Building capacity to help Africa trade better

10 COMESA member states in a study to address customs’ clearance bottlenecks


10 COMESA member states in a study to address customs’ clearance bottlenecks

10 COMESA member states in a study to address customs’ clearance bottlenecks
Photo credit: CCTTFA

A report on a study conducted in 10 COMESA member states to establish the time taken for Customs Clearance during import and export of goods and the causes of delays has been presented to the country delegates for adoption.

The Time Release Study (TRS) was carried out in the main ports of entry and exits of Djibouti, the Democratic Republic of the Congo, Eritrea, Ethiopia, Kenya, Madagascar, Malawi, Sudan, Uganda and Zambia. The findings and recommendations of the study were presented to the country delegates during a two-day regional workshop in Lusaka, on 24th and 25th May 2017.

The TRS is a tool for measuring the actual performance of the customs and other border agencies in facilitating the movement of goods and services and the means of transport across borders. The study measures aspects of effectiveness of operational procedures that are carried out by customs and other regulatory border agencies concerned with processing of imports, exports and goods in transit.

The objective of the workshop was to enable member states understand the details of Customs Clearance time and adopt trade facilitation measures that will reduce the cost of trade and deepen regional integration.

Speaking at the workshop, the African Development Bank, Zambia Country representative Mr.
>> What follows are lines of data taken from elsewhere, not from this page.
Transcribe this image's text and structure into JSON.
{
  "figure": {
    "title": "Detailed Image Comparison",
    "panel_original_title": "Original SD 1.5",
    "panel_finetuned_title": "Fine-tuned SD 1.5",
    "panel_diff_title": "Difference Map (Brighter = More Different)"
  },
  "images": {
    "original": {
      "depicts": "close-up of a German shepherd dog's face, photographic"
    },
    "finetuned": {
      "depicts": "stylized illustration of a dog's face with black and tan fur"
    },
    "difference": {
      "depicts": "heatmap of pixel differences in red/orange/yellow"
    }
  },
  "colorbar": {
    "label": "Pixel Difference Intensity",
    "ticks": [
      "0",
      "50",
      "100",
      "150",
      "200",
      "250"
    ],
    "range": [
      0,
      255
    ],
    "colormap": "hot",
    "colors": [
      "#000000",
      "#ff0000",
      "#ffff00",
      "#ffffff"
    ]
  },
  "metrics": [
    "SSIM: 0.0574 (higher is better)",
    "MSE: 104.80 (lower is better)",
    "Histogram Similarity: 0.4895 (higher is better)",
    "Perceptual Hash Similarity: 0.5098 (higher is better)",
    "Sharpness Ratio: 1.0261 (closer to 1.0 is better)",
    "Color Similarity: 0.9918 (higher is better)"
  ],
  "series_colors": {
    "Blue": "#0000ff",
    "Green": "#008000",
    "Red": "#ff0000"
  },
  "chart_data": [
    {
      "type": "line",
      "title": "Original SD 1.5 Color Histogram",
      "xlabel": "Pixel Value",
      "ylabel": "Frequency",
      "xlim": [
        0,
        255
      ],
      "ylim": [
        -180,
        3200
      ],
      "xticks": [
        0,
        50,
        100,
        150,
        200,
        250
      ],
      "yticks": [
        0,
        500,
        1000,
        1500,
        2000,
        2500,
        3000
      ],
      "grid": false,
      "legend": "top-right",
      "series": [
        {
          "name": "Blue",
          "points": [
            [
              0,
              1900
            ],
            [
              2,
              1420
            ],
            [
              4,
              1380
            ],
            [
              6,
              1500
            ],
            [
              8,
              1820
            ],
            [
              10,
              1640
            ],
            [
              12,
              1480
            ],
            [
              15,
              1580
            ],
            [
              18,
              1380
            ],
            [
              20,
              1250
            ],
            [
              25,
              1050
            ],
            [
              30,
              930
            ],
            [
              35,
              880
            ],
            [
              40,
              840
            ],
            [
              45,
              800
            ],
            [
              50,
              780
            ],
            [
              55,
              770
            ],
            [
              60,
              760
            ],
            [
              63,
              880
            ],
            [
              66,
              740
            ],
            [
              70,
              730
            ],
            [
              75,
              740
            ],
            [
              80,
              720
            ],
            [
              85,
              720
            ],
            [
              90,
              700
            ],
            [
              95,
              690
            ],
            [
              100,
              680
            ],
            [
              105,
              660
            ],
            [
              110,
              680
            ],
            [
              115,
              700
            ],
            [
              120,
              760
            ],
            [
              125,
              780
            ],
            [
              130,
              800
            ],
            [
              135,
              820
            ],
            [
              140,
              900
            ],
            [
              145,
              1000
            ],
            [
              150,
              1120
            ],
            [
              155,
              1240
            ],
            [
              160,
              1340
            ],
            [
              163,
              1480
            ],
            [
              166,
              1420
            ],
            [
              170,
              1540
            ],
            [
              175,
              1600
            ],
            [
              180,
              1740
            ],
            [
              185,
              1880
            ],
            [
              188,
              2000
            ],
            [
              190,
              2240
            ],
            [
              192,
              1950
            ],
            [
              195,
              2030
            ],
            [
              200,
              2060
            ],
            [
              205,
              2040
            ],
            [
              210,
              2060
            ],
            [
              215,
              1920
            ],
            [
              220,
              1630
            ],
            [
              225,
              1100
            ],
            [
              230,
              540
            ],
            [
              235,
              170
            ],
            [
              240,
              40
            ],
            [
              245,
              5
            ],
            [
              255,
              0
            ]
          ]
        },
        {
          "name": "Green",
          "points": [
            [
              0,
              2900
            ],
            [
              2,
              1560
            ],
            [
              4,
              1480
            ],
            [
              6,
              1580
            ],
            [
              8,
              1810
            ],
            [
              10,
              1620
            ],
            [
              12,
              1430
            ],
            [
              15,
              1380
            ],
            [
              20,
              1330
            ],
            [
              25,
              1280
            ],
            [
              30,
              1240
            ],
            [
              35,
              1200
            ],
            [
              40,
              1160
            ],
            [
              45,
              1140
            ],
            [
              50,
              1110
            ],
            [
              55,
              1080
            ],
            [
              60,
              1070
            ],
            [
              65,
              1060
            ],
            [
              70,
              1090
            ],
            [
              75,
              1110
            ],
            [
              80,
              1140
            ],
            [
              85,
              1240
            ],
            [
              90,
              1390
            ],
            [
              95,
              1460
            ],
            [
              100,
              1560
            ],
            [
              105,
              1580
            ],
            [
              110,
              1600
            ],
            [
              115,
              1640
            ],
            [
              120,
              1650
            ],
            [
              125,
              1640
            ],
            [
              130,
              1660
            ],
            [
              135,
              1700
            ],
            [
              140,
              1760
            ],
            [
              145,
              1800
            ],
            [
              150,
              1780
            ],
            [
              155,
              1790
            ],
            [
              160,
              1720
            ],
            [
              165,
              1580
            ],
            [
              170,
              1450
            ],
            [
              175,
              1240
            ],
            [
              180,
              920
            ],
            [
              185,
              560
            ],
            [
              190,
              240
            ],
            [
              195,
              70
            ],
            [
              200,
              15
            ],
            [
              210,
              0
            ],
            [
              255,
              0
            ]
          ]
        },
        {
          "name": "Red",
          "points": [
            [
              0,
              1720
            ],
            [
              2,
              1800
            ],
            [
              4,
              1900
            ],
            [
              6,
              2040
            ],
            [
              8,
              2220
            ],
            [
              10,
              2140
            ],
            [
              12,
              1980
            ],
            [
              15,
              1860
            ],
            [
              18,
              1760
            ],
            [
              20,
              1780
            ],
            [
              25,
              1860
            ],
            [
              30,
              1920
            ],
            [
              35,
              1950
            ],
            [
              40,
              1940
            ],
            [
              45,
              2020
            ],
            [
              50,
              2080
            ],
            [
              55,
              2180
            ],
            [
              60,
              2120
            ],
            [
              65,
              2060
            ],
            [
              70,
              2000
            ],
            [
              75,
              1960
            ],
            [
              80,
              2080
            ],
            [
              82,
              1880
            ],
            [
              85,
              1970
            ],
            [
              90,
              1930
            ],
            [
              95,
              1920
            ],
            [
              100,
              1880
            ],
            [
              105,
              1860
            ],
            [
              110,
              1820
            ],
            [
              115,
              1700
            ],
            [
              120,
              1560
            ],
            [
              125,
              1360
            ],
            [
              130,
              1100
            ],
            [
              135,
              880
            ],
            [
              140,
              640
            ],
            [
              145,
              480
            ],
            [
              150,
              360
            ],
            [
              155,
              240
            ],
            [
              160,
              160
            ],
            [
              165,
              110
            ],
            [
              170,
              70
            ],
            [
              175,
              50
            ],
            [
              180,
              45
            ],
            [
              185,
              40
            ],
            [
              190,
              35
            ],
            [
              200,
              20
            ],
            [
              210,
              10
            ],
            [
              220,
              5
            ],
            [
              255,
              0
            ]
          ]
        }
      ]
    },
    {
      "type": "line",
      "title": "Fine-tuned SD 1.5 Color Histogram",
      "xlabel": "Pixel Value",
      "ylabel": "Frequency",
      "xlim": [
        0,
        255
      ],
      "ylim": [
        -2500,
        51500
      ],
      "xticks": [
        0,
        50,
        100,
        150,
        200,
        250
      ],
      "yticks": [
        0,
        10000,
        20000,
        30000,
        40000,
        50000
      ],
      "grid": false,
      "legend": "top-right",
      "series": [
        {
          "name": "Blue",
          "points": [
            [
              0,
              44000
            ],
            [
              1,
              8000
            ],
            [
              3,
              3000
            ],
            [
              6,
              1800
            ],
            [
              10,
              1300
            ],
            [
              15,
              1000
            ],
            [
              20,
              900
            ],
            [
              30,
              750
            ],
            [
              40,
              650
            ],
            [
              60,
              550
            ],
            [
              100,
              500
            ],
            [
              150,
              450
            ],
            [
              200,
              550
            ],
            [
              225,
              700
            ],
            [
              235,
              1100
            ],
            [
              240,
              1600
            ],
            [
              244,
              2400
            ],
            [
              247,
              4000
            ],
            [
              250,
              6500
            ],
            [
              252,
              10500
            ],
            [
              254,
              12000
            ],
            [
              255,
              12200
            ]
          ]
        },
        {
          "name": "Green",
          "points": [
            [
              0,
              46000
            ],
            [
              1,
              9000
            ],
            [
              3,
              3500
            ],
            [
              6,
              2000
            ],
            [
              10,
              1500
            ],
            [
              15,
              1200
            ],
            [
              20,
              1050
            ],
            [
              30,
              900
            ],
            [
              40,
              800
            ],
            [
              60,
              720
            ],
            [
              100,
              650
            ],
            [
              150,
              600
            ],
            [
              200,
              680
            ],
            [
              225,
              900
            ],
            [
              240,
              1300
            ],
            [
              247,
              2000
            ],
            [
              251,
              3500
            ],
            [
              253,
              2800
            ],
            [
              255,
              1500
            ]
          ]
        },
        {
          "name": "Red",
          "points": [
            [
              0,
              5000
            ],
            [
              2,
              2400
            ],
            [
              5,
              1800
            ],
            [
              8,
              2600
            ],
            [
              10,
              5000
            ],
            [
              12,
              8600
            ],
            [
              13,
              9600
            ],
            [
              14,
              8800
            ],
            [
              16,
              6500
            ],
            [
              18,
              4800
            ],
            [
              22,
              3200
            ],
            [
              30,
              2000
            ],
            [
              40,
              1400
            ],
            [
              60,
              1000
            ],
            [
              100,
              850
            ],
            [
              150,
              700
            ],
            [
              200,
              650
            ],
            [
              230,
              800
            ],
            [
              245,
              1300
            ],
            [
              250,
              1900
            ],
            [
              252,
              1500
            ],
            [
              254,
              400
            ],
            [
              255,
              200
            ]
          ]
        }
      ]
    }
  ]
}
Damoni Kitabire said many challenges face cross border trade in the region:

“Unless Africa addresses the challenges facing cross border trade, the potential from international trade will remain elusive,” he cautioned.

He urged the COMESA member states to implement trade facilitation programmes and invest in hard and soft infrastructure if the region is to gain from regional trade.

“We need to work together in implementing these reforms in the regulatory environment so as to bring down the cost and help improve the competitiveness of member countries,” he said. “Our hope is that once the final report is available, COMESA countries and the Bank will work together on implementing follow up activities to improve trade facilitation.”

He said the AfDB has allocated 60 percent of its loans and grants to hard infrastructure projects, but more needs to be done in order to bring down the cost of doing business further.

Some of these projects include the construction of transport and border infrastructure, establishment of One Stop Border Posts, support to the EAC-COMESA-SADC tripartite capacity building programme and the implementation of governance reforms in regional member countries.

Secretary-General Sindiso Ngwenya said COMESA has adopted several trade facilitation instruments aimed at improving trade and reducing the cost of doing business.

They include; the Harmonized Road Transit Charges, COMESA Carrier’s License, Harmonized Axle Loading and Maximum Vehicle Dimensions, COMESA Yellow Card Scheme, COMESA Customs Transit Bond Guarantee Scheme, Advance Cargo Information System and One Stop Border Posts.

His speech was presented by the Customs Expert Mr. Zerezghi Kidane.

The recommendations of the workshop will be incorporated in the 2018-2020 COMESA Customs Work Program for the Trade and Customs sub-Committee.